Nahuel Gallo, el gendarme repatriado tras 448 días de cautiverio en Venezuela, participó en el izamiento de la bandera argentina en el edificio Sentinela de Gendarmería, rodeado de sus compañeros y con la presencia de la ministra de Seguridad Alejandra Monteoliva.
Durante la ceremonia protocolar de los viernes, que incluyó formación completa, banda sinfónica y guardia, le entregaron un presente simbólico: la insignia del escuadrón Uspallata, representada por un cóndor, para que siempre lleve en el corazón el emblema de la fuerza y recuerde el acompañamiento de sus colegas.
Los periodistas destacaron la profunda emoción en el lugar, con abrazos y orgullo por la resistencia de Gallo, quien se aferró a la bandera nacional durante su tortura y detención ilegal, armándola incluso con jabones blanco y celeste para mantener la esperanza.

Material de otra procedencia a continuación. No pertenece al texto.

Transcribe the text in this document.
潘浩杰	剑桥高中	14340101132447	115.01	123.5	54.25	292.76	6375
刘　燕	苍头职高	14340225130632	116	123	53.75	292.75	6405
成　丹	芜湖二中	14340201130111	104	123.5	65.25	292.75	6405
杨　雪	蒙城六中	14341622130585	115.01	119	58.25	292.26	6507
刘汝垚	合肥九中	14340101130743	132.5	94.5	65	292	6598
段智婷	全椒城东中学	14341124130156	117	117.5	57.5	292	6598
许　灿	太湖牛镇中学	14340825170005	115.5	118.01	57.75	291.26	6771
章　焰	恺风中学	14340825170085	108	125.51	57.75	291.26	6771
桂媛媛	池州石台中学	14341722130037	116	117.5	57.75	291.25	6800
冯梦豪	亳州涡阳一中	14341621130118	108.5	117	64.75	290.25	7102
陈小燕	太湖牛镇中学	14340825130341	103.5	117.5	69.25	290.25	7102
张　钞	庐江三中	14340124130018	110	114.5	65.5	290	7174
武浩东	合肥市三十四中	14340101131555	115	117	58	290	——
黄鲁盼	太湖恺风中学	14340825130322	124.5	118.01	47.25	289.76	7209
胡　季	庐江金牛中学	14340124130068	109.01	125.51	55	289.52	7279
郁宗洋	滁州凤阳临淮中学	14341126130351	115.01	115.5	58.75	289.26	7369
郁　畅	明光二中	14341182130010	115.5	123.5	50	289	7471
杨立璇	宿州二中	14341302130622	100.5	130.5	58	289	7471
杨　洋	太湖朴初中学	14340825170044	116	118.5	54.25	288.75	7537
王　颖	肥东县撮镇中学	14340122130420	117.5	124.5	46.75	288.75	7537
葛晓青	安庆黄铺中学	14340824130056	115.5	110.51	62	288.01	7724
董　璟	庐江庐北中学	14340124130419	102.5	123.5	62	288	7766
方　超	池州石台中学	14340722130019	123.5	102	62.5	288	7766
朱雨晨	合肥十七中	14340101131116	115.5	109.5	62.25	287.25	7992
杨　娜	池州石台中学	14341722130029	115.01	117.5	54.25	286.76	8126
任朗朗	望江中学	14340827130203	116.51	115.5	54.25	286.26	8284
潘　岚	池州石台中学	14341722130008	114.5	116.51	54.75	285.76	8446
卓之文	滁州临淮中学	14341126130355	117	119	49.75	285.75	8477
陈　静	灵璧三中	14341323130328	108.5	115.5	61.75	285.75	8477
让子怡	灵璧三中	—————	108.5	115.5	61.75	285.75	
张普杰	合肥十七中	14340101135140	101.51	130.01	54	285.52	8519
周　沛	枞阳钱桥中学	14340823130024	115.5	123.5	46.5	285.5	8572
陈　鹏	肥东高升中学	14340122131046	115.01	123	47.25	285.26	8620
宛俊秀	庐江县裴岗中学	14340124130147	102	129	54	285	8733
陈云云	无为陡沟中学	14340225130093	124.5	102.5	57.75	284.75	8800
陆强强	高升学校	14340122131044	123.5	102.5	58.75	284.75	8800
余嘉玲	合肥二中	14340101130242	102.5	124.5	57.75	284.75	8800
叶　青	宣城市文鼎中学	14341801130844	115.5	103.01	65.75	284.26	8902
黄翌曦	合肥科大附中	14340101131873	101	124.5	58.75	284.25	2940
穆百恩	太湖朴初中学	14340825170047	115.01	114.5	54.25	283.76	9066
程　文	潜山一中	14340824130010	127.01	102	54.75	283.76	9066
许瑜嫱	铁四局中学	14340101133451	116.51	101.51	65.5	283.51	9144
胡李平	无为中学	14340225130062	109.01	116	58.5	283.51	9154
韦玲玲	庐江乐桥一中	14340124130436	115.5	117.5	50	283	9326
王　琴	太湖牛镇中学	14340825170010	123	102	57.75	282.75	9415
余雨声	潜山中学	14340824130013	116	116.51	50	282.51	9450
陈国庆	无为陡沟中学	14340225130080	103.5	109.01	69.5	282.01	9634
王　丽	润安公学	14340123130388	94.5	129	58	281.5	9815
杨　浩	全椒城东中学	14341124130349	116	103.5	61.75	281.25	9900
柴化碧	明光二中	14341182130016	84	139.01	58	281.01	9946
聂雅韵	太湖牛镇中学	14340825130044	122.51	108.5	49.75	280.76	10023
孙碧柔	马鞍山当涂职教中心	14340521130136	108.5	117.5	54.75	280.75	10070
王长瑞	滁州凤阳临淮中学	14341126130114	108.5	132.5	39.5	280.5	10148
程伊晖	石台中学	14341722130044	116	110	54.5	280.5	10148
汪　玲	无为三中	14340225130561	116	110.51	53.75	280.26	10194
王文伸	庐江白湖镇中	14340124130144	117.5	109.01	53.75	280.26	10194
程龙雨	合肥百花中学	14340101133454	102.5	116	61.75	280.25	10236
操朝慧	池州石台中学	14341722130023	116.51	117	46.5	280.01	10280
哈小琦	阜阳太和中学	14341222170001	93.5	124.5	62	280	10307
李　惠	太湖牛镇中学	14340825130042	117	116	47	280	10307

Gallo, aún en recuperación física y psicológica menos de una semana después de su regreso, pidió tiempo para reincorporarse a la sociedad y no habló con la prensa, respetando protocolos mientras avanza en su día a día junto a la ministra y la Gendarmería. La ceremonia simboliza su renacer como gendarme y el abrazo colectivo de Argentina.
Al final, Gallo y la ministra ingresaron a la dirección de logística, posiblemente para un desayuno protocolar, mientras la banda de Gendarmería cerraba el acto con canciones militares.